Chapter 8, Problem 65P

To determine

To plot: Acceleration a against probe position $\frac{1}{r^2}$.

To determine: The mass of the asteroid.

Answer to Problem 65P

The mass of the asteroid is $\underset{\_}{1.58\times {10}^{16}\text{kg}}$.

Explanation of Solution

Given information:

The acceleration and position of probe data are given.

Calculation:

The gravitational acceleration at the surface of the asteroid is shown below:

$a=\frac{GM}{r^2}$

Here, G is the constant of universal gravitation with the value of $6.67\times {10}^{-11}\text{N}\cdot {\text{m}}^{\text{2}}{\text{/kg}}^{\text{2}}$, $M_{\text{S}}$ is the mass of the asteroid, and $r$ is the position of probe.

Find the value of $\frac{1}{r^2}$ and plot a vs $\frac{1}{r^2}$ to obtain the best fit line.

The slope of the graph provides the value of GM.

Divide the slope value by G to obtain the mass of the asteroid.

Convert the acceleration value of $\text{0}\text{.172}{\text{mm/s}}^{\text{2}}$ to ${\text{m/s}}^{\text{2}}$:

$\begin{array}{c}a\text{ = 0}\text{.172}{\text{mm/s}}^{\text{2}}\\ \text{= 0}\text{.172}{\text{mm/s}}^{\text{2}}\left(\frac{{10}^{-3}\text{m}}{1\text{mm}}\right)\\ =\text{0}\text{.000172}{\text{m/s}}^{\text{2}}\end{array}$

Find the value of $\frac{1}{r^2}$ for the r value of 80.0 km.
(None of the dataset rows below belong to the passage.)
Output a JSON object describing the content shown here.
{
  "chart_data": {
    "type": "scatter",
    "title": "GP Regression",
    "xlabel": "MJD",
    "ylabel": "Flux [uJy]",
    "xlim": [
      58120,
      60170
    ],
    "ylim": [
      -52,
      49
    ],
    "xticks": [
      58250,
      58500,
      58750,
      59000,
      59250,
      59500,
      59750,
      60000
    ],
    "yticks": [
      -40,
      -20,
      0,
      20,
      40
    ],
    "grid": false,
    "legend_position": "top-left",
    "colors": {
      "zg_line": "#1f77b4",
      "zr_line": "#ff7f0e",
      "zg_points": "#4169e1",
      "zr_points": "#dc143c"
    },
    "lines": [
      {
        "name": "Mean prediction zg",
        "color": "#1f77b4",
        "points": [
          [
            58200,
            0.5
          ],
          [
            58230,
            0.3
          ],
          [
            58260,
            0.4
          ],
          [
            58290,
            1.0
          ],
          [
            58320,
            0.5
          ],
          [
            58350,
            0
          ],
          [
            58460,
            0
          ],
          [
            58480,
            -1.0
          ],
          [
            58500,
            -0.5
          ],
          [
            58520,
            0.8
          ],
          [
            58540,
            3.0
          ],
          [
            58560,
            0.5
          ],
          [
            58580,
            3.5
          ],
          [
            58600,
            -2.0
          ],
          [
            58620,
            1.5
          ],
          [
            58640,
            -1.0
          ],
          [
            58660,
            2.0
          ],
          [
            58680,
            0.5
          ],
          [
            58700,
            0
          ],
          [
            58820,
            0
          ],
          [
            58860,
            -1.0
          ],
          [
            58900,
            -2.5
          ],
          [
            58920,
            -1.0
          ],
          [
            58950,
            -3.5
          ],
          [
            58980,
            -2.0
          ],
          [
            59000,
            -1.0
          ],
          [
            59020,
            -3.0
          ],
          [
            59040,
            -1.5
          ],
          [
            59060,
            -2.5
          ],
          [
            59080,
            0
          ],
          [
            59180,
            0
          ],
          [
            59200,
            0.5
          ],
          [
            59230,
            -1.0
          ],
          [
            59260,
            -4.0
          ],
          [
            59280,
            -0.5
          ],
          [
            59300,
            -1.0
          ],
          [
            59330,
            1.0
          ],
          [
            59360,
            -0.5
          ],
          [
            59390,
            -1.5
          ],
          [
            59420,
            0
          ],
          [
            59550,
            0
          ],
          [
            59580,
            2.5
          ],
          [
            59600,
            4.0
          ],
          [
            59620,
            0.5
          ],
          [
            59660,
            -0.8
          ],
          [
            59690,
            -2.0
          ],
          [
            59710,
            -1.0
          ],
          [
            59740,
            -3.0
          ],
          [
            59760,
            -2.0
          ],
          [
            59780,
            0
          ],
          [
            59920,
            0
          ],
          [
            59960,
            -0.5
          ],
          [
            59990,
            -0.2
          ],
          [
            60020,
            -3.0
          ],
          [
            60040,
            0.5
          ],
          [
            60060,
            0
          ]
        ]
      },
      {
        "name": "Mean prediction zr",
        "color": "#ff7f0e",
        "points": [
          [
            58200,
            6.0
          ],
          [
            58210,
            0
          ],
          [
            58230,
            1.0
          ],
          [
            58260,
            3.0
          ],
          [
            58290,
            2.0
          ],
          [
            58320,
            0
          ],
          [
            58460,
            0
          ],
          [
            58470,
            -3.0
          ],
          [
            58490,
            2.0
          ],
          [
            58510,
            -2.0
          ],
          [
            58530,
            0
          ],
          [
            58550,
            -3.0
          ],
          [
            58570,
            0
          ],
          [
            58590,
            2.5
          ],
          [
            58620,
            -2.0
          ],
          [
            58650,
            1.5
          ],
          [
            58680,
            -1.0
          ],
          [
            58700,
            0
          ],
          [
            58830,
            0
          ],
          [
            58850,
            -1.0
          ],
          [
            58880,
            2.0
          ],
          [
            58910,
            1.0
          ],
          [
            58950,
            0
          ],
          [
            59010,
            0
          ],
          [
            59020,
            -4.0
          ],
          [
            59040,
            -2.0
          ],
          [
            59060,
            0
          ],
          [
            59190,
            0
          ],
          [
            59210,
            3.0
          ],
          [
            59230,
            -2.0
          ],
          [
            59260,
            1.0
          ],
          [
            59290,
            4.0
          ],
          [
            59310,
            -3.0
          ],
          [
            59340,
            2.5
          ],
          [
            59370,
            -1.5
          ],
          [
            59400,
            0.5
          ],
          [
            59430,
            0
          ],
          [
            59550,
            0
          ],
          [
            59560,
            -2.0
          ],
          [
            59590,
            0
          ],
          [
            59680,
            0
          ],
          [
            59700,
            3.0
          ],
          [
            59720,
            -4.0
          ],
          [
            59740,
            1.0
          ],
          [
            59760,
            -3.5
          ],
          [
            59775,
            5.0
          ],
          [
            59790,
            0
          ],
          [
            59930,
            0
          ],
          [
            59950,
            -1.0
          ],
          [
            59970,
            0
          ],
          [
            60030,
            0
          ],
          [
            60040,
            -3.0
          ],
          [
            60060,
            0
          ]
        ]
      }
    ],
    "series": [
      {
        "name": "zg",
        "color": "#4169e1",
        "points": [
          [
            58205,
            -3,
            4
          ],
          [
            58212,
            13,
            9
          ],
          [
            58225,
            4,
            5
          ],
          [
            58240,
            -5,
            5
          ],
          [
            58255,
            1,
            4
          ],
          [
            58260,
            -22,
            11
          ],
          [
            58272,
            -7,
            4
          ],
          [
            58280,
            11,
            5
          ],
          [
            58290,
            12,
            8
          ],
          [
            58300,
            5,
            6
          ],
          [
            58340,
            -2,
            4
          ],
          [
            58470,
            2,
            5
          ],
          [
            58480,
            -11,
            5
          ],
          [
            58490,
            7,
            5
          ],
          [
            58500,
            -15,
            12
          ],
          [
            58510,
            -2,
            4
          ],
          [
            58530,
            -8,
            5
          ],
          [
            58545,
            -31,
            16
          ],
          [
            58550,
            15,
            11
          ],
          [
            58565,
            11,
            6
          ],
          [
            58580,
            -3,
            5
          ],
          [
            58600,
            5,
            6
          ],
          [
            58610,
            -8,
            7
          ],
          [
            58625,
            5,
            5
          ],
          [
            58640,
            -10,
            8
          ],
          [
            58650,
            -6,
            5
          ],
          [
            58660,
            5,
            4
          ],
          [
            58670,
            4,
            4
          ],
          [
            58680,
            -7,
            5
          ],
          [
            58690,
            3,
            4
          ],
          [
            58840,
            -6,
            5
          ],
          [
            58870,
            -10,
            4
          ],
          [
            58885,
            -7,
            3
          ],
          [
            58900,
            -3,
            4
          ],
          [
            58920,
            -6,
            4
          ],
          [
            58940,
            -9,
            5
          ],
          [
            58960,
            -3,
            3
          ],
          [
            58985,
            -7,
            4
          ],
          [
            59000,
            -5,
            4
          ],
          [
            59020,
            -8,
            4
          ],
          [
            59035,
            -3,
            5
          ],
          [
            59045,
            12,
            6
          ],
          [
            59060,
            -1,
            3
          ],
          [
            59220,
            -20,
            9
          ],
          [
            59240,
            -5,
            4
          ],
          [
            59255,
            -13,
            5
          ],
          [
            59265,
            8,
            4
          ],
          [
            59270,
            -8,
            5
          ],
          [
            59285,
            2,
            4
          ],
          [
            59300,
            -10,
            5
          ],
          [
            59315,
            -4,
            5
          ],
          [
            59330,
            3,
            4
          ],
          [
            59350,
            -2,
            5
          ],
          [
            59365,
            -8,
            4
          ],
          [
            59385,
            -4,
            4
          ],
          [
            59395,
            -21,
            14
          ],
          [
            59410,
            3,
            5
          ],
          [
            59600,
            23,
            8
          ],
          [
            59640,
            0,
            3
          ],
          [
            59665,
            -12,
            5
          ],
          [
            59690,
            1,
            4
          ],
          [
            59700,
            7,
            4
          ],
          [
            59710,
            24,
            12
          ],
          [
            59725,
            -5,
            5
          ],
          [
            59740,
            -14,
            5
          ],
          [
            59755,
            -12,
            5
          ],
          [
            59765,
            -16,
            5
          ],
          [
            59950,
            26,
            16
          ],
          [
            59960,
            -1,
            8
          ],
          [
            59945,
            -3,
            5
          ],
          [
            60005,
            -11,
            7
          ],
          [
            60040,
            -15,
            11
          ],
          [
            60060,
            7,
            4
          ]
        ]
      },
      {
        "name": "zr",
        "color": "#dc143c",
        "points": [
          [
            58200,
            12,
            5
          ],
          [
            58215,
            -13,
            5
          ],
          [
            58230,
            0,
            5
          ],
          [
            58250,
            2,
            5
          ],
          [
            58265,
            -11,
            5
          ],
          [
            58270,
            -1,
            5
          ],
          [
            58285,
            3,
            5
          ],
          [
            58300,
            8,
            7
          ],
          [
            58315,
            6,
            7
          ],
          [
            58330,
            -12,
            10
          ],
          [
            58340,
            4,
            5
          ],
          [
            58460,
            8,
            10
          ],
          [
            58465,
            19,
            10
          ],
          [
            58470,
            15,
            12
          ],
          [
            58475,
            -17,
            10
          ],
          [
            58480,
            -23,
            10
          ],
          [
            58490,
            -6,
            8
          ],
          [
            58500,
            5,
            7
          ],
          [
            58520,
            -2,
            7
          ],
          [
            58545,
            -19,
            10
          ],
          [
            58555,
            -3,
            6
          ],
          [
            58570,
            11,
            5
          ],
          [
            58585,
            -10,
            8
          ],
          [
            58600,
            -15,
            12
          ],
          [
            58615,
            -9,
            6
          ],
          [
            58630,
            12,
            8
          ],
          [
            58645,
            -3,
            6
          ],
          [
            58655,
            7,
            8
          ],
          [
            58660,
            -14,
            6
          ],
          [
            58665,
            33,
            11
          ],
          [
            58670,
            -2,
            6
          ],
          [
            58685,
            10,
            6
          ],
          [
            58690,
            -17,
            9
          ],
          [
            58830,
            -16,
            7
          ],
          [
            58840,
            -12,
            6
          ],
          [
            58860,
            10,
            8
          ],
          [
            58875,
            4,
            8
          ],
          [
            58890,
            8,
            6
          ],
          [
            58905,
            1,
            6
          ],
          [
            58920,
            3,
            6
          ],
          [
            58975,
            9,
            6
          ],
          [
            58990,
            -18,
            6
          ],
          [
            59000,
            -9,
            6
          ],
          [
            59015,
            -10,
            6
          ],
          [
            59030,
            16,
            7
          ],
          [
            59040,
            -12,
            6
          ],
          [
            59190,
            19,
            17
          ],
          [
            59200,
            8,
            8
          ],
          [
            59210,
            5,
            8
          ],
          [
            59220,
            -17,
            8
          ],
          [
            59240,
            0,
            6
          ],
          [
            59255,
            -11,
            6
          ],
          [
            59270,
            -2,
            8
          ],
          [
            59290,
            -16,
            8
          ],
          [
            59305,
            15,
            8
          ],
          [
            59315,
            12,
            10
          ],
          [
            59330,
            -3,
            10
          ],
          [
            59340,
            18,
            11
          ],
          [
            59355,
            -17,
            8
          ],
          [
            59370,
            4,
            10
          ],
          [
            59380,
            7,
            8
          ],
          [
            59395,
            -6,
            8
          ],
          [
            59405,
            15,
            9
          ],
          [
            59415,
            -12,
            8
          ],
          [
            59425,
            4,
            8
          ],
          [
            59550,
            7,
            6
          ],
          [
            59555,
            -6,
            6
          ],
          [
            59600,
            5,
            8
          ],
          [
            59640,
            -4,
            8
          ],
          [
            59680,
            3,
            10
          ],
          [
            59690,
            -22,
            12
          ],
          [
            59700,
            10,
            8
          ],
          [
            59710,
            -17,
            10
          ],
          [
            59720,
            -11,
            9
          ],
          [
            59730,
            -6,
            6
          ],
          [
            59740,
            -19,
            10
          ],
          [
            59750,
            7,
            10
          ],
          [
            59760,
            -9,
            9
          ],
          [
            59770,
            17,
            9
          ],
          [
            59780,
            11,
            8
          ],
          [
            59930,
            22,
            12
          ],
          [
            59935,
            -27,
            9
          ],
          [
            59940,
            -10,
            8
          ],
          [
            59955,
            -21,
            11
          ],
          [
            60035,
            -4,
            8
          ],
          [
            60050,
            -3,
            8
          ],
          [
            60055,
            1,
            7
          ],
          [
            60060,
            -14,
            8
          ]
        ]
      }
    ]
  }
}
$\begin{array}{c}\frac{1}{r^2}=\frac{1}{{\left(80.0\text{km}\right)}^2}\\ =\frac{1}{{\left(80.0\text{km}\times \frac{{10}^3\text{m}}{1\text{km}}\right)}^2}\\ =1.5625\times {10}^{-10}\end{array}$

Similarly convert the remaining acceleration values and also find the value of $\frac{1}{r^2}$ for the remaining data.

Table 1 shows the acceleration (a) and $\frac{1}{r^2}$ values .

Acceleration $a\left({\text{mm/s}}^{\text{2}}\right)$	Acceleration $a\left({\text{m/s}}^{\text{2}}\right)$	Position of the probe $r\left(\text{km}\right)$	Value of $\frac{1}{r^2}$
0.172	0.000172	80.0	$1.5625\times {10}^{-10}$
0.353	0.000353	55.0	$3.3058\times {10}^{-10}$
0.704	0.000704	40.0	$6.25\times {10}^{-10}$
0.858	0.000858	35.0	$8.1633\times {10}^{-10}$
1.18	0.00118	30.0	$1.1111\times {10}^{-9}$

Use Column (2) and Column (4) values to plot $a\left({\text{m/s}}^{\text{2}}\right)$ versus $\frac{1}{r^2}$.

Sketch of $a\left({\text{m/s}}^{\text{2}}\right)$ versus $\frac{1}{r^2}$ is shown in Figure 1.

Refer Figure 1.

The slope of the line is $=1.054\times {10}^6$.

Slope is equal to GM.

$GM=1.054\times {10}^6$ (1)

Substitute $6.67\times {10}^{-11}\text{N}\cdot {\text{m}}^{\text{2}}{\text{/kg}}^{\text{2}}$ for G to obtain the mass of the asteroid.

$\begin{array}{c}\left(6.67\times {10}^{-11}\right)M=1.054\times {10}^6\\ M=\frac{1.054\times {10}^6}{6.67\times {10}^{-11}}\\ =1.58\times {10}^{16}\text{kg}\end{array}$

Therefore, the mass of the asteroid is $\underset{\_}{1.58\times {10}^{16}\text{kg}}$.